互いに違う意見を持っているからこそぶつかり合い、蹴落とし合い、俺の感情が成り立っている



どちらも両立する事がない…いや、両立させてくれないのも俺のプライドなのかもしれない。



プライドって何だよ…何でそんなくだらねぇ事で俺はいじけてるんだよ

無くしたいのに無くならない。

俺が俺自身を縛って生きづらくしているんだ。

わかってる…わかってるさ。だけどプライドなんてどうすれば直るのか分からない。

結局俺はこの悩みと共に生き続けるんだ———



「ねぇようちゃん、そんなにイライラしないで。」


どこからか凛の声がする

振り返ってみると案の定凛がいた。



「…なんだよ。自分勝手で悪かったな。」


機嫌が悪い時の癖で人と距離を取る様な話し方をするが、凛は全く動じない。

むしろ今度は圧をかけて話してくる。



「羊、もう少し頑張ってみてよ。私は羊が自分の心と戦ってるのはよくわかるし、そういう羊を何回も見て来たから。」



その言葉にガッと心を掴まれた。

昔から一緒にいて、いつもそばにいて、なんだかんだ支えくれているのは凛だった。

こんなプライドの塊で本音すらまともに出した事がない俺を、凛は何回も受け止めて、相談に乗ってくれて、上手に丸めてくれた。

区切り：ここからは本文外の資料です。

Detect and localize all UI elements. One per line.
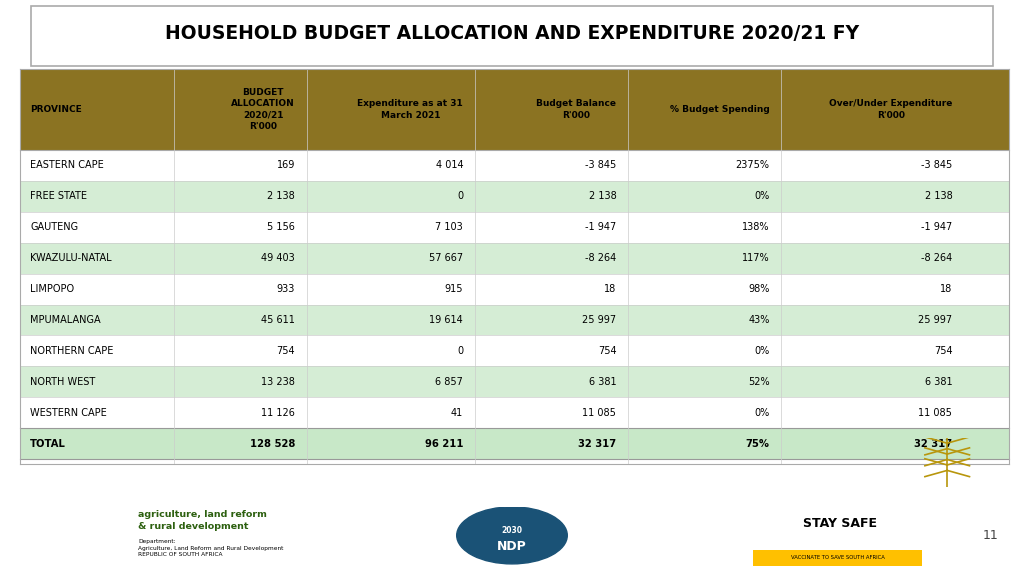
- Text: 11 085: 11 085: [919, 408, 952, 418]
- Text: 45 611: 45 611: [261, 315, 295, 325]
- Text: 6 857: 6 857: [435, 377, 463, 387]
- Bar: [20, 274, 1009, 305]
- Text: 75%: 75%: [745, 438, 769, 449]
- Text: 4 014: 4 014: [435, 161, 463, 170]
- Text: VACCINATE TO SAVE SOUTH AFRICA: VACCINATE TO SAVE SOUTH AFRICA: [791, 555, 885, 560]
- Text: 0%: 0%: [755, 408, 769, 418]
- Bar: [20, 212, 1009, 242]
- Bar: [20, 69, 1009, 150]
- Text: 96 211: 96 211: [425, 438, 463, 449]
- Text: 98%: 98%: [749, 284, 769, 294]
- Text: GAUTENG: GAUTENG: [31, 222, 79, 232]
- Bar: [20, 305, 1009, 335]
- Text: NDP: NDP: [497, 540, 527, 552]
- Bar: [20, 150, 1009, 181]
- Text: 25 997: 25 997: [583, 315, 616, 325]
- Text: -8 264: -8 264: [921, 253, 952, 263]
- Bar: [20, 428, 1009, 459]
- Text: WESTERN CAPE: WESTERN CAPE: [31, 408, 108, 418]
- Text: 0: 0: [457, 346, 463, 356]
- Bar: [20, 335, 1009, 366]
- Text: 25 997: 25 997: [919, 315, 952, 325]
- Circle shape: [457, 507, 567, 564]
- Text: 169: 169: [276, 161, 295, 170]
- Text: -3 845: -3 845: [585, 161, 616, 170]
- Text: 2375%: 2375%: [735, 161, 769, 170]
- Text: BUDGET
ALLOCATION
2020/21
R'000: BUDGET ALLOCATION 2020/21 R'000: [231, 88, 295, 131]
- Text: 18: 18: [604, 284, 616, 294]
- Text: % Budget Spending: % Budget Spending: [670, 105, 769, 114]
- Text: -1 947: -1 947: [921, 222, 952, 232]
- Text: KWAZULU-NATAL: KWAZULU-NATAL: [31, 253, 112, 263]
- Text: 5 156: 5 156: [267, 222, 295, 232]
- Text: -3 845: -3 845: [921, 161, 952, 170]
- Text: 117%: 117%: [741, 253, 769, 263]
- Bar: [20, 366, 1009, 397]
- Text: -1 947: -1 947: [585, 222, 616, 232]
- Text: MPUMALANGA: MPUMALANGA: [31, 315, 101, 325]
- Text: 11 085: 11 085: [583, 408, 616, 418]
- Text: PROVINCE: PROVINCE: [31, 105, 82, 114]
- Text: -8 264: -8 264: [585, 253, 616, 263]
- Text: NORTH WEST: NORTH WEST: [31, 377, 95, 387]
- Text: HOUSEHOLD BUDGET ALLOCATION AND EXPENDITURE 2020/21 FY: HOUSEHOLD BUDGET ALLOCATION AND EXPENDIT…: [165, 24, 859, 43]
- Text: 43%: 43%: [749, 315, 769, 325]
- Text: FREE STATE: FREE STATE: [31, 191, 87, 202]
- Text: 933: 933: [276, 284, 295, 294]
- Text: 57 667: 57 667: [429, 253, 463, 263]
- Text: 32 317: 32 317: [579, 438, 616, 449]
- Text: 11: 11: [983, 529, 998, 542]
- Text: 138%: 138%: [742, 222, 769, 232]
- Text: Expenditure as at 31
March 2021: Expenditure as at 31 March 2021: [357, 99, 463, 120]
- Text: 7 103: 7 103: [435, 222, 463, 232]
- Text: 32 317: 32 317: [914, 438, 952, 449]
- FancyBboxPatch shape: [31, 6, 993, 66]
- Text: 19 614: 19 614: [429, 315, 463, 325]
- Bar: [20, 181, 1009, 212]
- Text: 6 381: 6 381: [589, 377, 616, 387]
- Text: 754: 754: [934, 346, 952, 356]
- Text: 13 238: 13 238: [261, 377, 295, 387]
- Text: 11 126: 11 126: [261, 408, 295, 418]
- Text: 0%: 0%: [755, 191, 769, 202]
- Text: STAY SAFE: STAY SAFE: [803, 517, 877, 529]
- Text: 2 138: 2 138: [589, 191, 616, 202]
- Text: 0%: 0%: [755, 346, 769, 356]
- Text: Budget Balance
R'000: Budget Balance R'000: [537, 99, 616, 120]
- Text: Department:
Agriculture, Land Reform and Rural Development
REPUBLIC OF SOUTH AFR: Department: Agriculture, Land Reform and…: [138, 539, 284, 558]
- Bar: [20, 242, 1009, 274]
- Text: 2030: 2030: [502, 526, 522, 536]
- Text: TOTAL: TOTAL: [31, 438, 67, 449]
- Text: Over/Under Expenditure
R'000: Over/Under Expenditure R'000: [829, 99, 952, 120]
- Text: 41: 41: [451, 408, 463, 418]
- Text: 128 528: 128 528: [250, 438, 295, 449]
- Text: 6 381: 6 381: [925, 377, 952, 387]
- Text: 915: 915: [444, 284, 463, 294]
- Text: agriculture, land reform
& rural development: agriculture, land reform & rural develop…: [138, 510, 267, 531]
- Text: 2 138: 2 138: [267, 191, 295, 202]
- Text: 754: 754: [598, 346, 616, 356]
- Text: 52%: 52%: [748, 377, 769, 387]
- Text: 49 403: 49 403: [261, 253, 295, 263]
- Text: EASTERN CAPE: EASTERN CAPE: [31, 161, 104, 170]
- Bar: [20, 397, 1009, 428]
- Text: 18: 18: [940, 284, 952, 294]
- Text: LIMPOPO: LIMPOPO: [31, 284, 75, 294]
- Text: NORTHERN CAPE: NORTHERN CAPE: [31, 346, 114, 356]
- Text: 0: 0: [457, 191, 463, 202]
- Text: 754: 754: [276, 346, 295, 356]
- Text: 2 138: 2 138: [925, 191, 952, 202]
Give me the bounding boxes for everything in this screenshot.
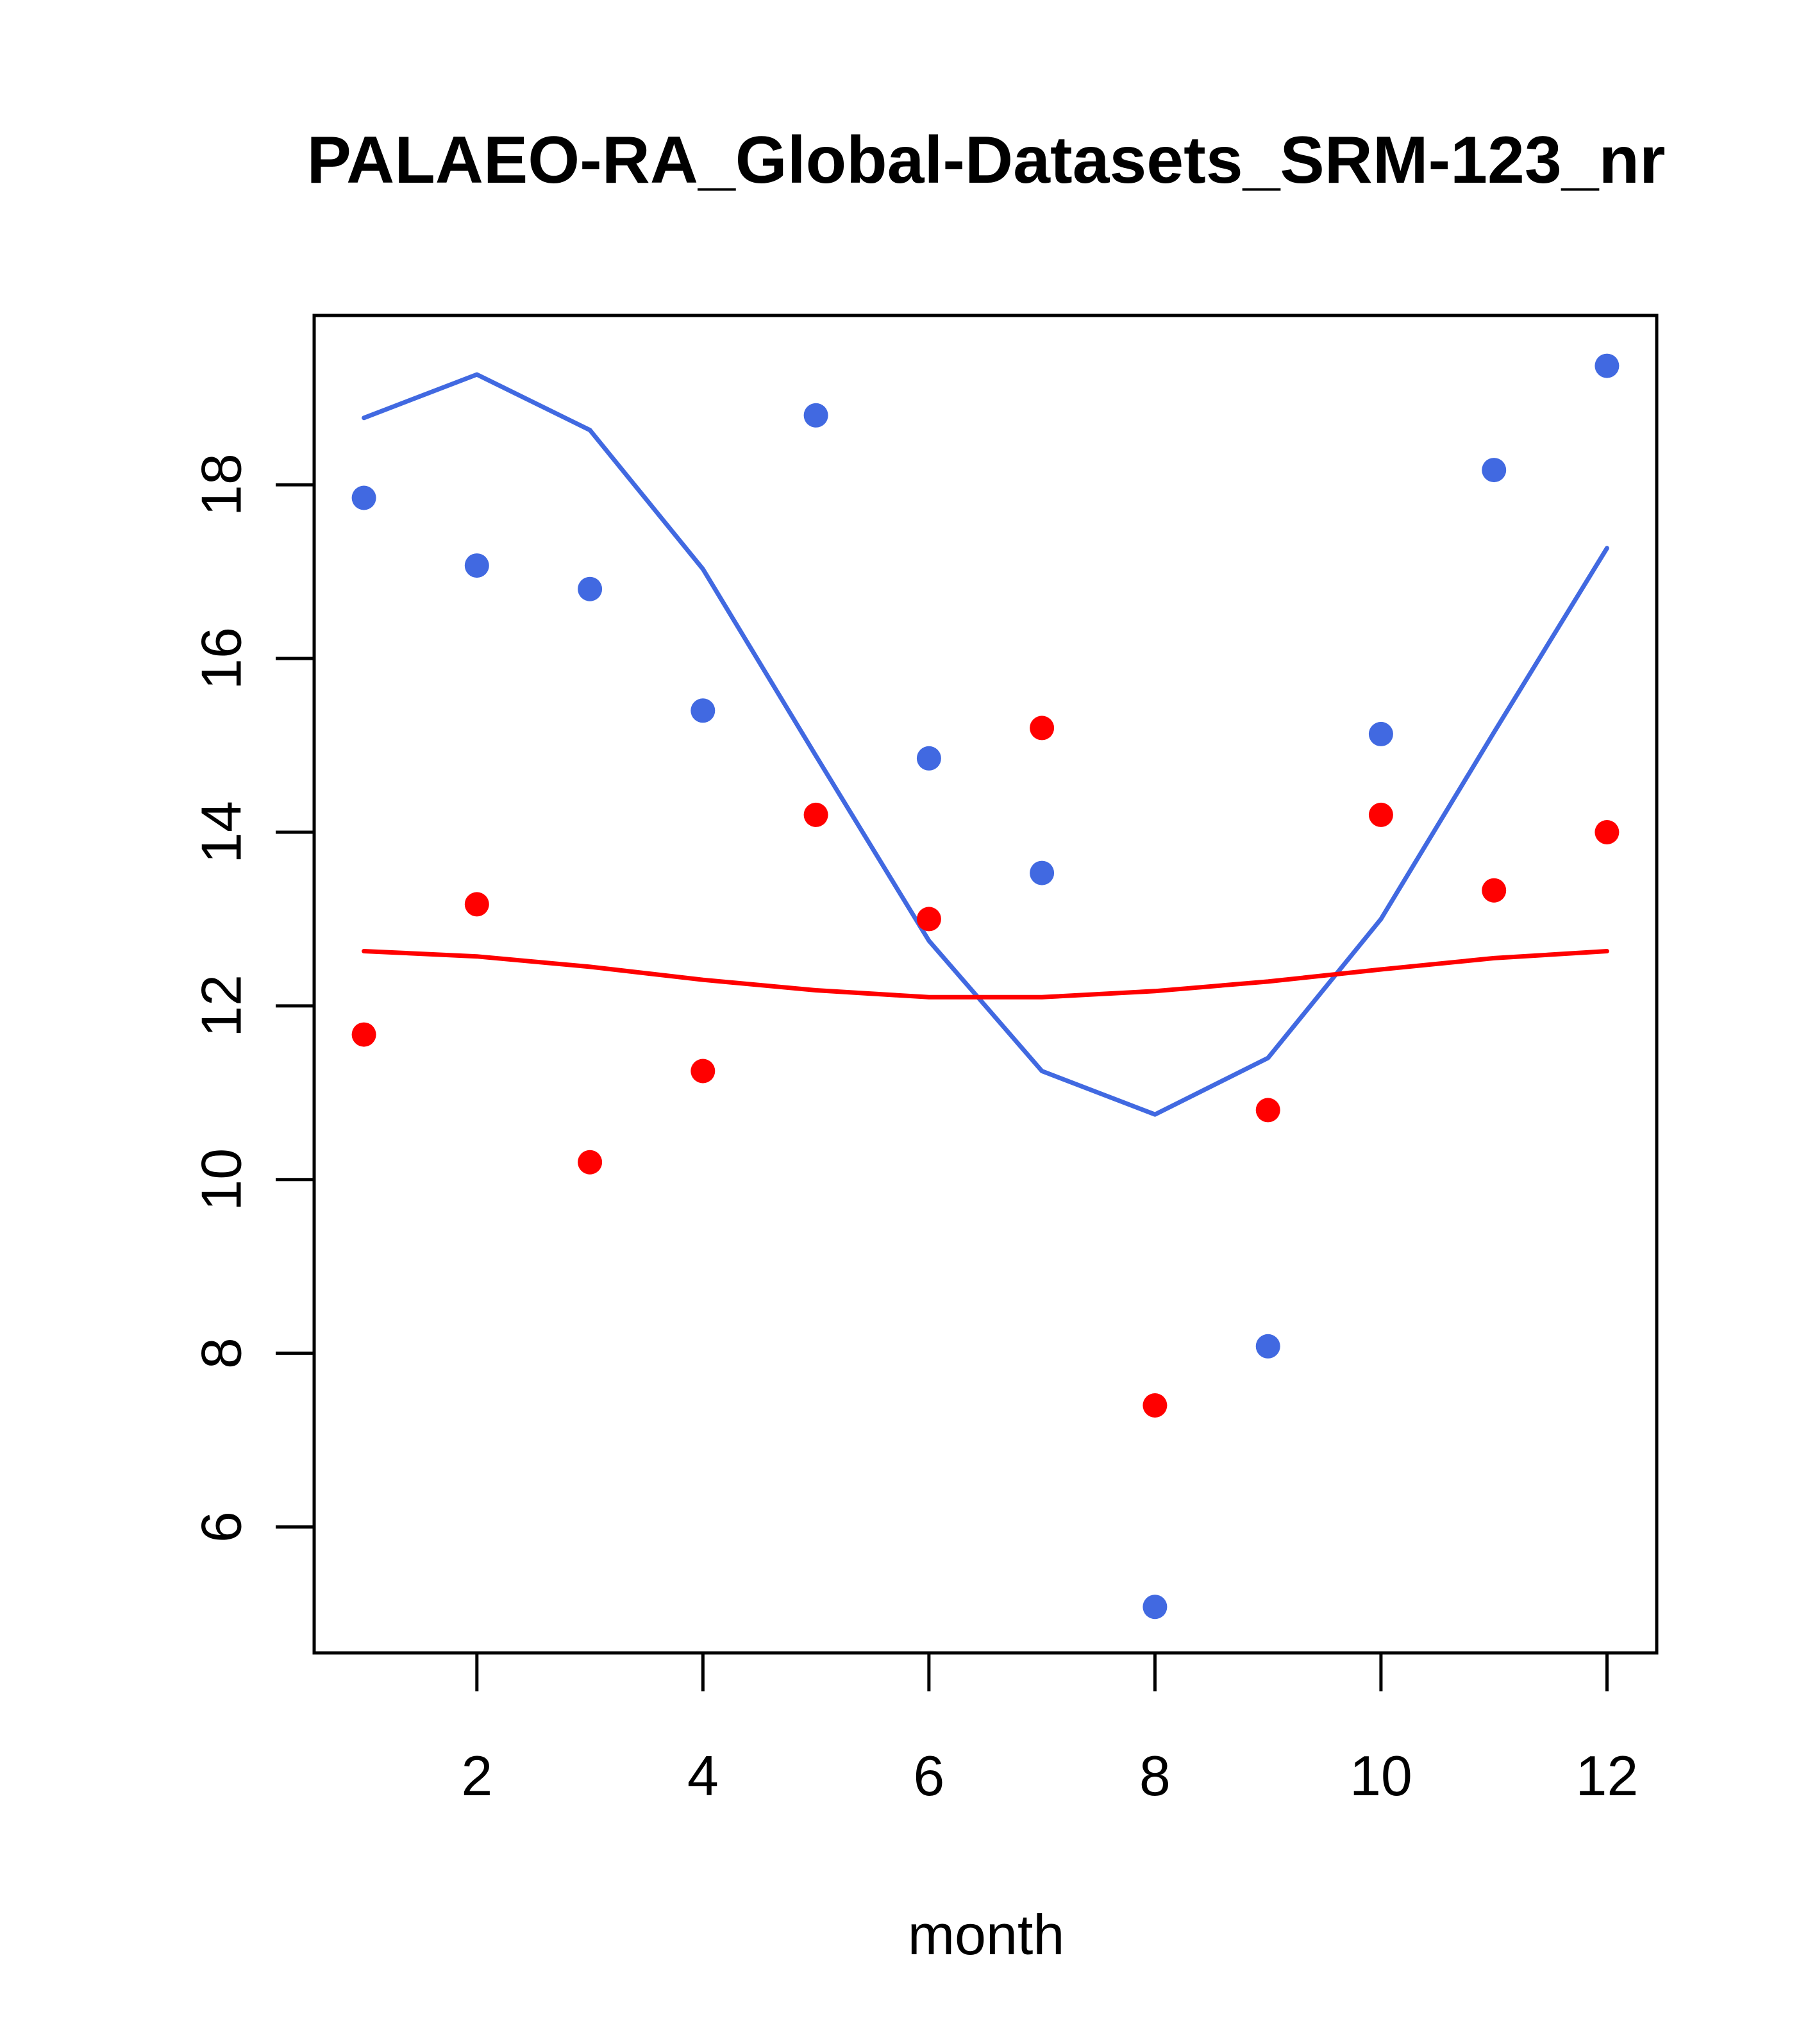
data-point-red-points [1143,1393,1168,1418]
data-point-blue-points [578,576,603,601]
data-point-red-points [1255,1098,1280,1123]
y-tick-label: 16 [190,627,253,690]
data-point-red-points [464,892,489,917]
y-tick-label: 18 [190,453,253,516]
y-axis: 6 8 10 12 14 16 18 [190,453,316,1543]
x-axis-label: month [908,1903,1065,1966]
chart-title: PALAEO-RA_Global-Datasets_SRM-123_nr [306,123,1665,197]
data-point-blue-points [1143,1595,1168,1620]
data-point-red-points [1030,716,1055,741]
data-point-blue-points [1482,458,1507,483]
y-tick-label: 14 [190,801,253,864]
data-point-red-points [691,1059,716,1084]
y-tick-label: 10 [190,1148,253,1211]
y-tick-label: 12 [190,975,253,1037]
data-point-red-points [916,907,941,932]
x-tick-label: 10 [1350,1744,1412,1807]
data-point-red-points [803,802,828,827]
series-line-red-line [362,949,1609,1000]
data-point-blue-points [916,746,941,771]
data-point-red-points [1482,878,1507,903]
series-line-blue-line [362,372,1609,1117]
data-point-blue-points [1255,1334,1280,1359]
x-tick-label: 12 [1575,1744,1638,1807]
data-point-red-points [351,1022,376,1047]
y-tick-label: 8 [190,1337,253,1369]
y-tick-label: 6 [190,1511,253,1543]
data-point-blue-points [691,698,716,723]
data-point-blue-points [1595,353,1620,378]
x-tick-label: 6 [913,1744,944,1807]
x-axis: 2 4 6 8 10 12 [461,1651,1638,1807]
x-tick-label: 8 [1139,1744,1171,1807]
data-point-red-points [1368,802,1393,827]
data-point-blue-points [803,403,828,428]
data-point-blue-points [464,553,489,578]
data-point-red-points [578,1150,603,1175]
x-tick-label: 4 [687,1744,719,1807]
data-point-blue-points [1030,860,1055,885]
x-tick-label: 2 [461,1744,492,1807]
data-point-blue-points [1368,721,1393,746]
data-point-red-points [1595,820,1620,844]
data-point-blue-points [351,485,376,510]
series-lines [362,372,1609,1117]
series-points [351,353,1620,1620]
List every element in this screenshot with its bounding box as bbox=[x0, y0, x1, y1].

「お前に言われなくてもわかってるさ…壮太はいいやつだし、別に誰と喋ったっていいことぐらい分かってるんだよ…」


俺はギリギリ凛が聞こえるくらいの声量でモゴモゴと喋る


「でも…どうしても無理なんだよ。俺が俺を拒否して、そして壮太を拒否する…何なんだよもう……」


凛も羊の本心を見て心が痛む

何回も見て来たからこそ、どうしても治らない羊のプライドは本当に苦しそうに見える


それでも凛は、

「分かってるならあと少し。あとは、自分で自分を説得するの。今じゃなくていい、ゆっくり自分のペースでやるの。羊ならきっと出来る」



その言葉が俺の心に大きく響く

いつも支えてくれる凛のおかげで、俺は今回も自分と向き合える





「………凛、ありがとう。」




俺は感謝を込めてその言葉を送った。



凛は羊の言葉を聞いて安心し、「それだけ。」と言って自分の席へと戻っていく








最高のイツメンで、最高の仲間

そんなメンバーに、壮太を入れてあげたい


自分が犯した罪を、そこで精一杯謝りたい。

自分勝手なプライドを捨ててもっと人に優しくしたい。




羊は今日も自分と葛藤するのだった。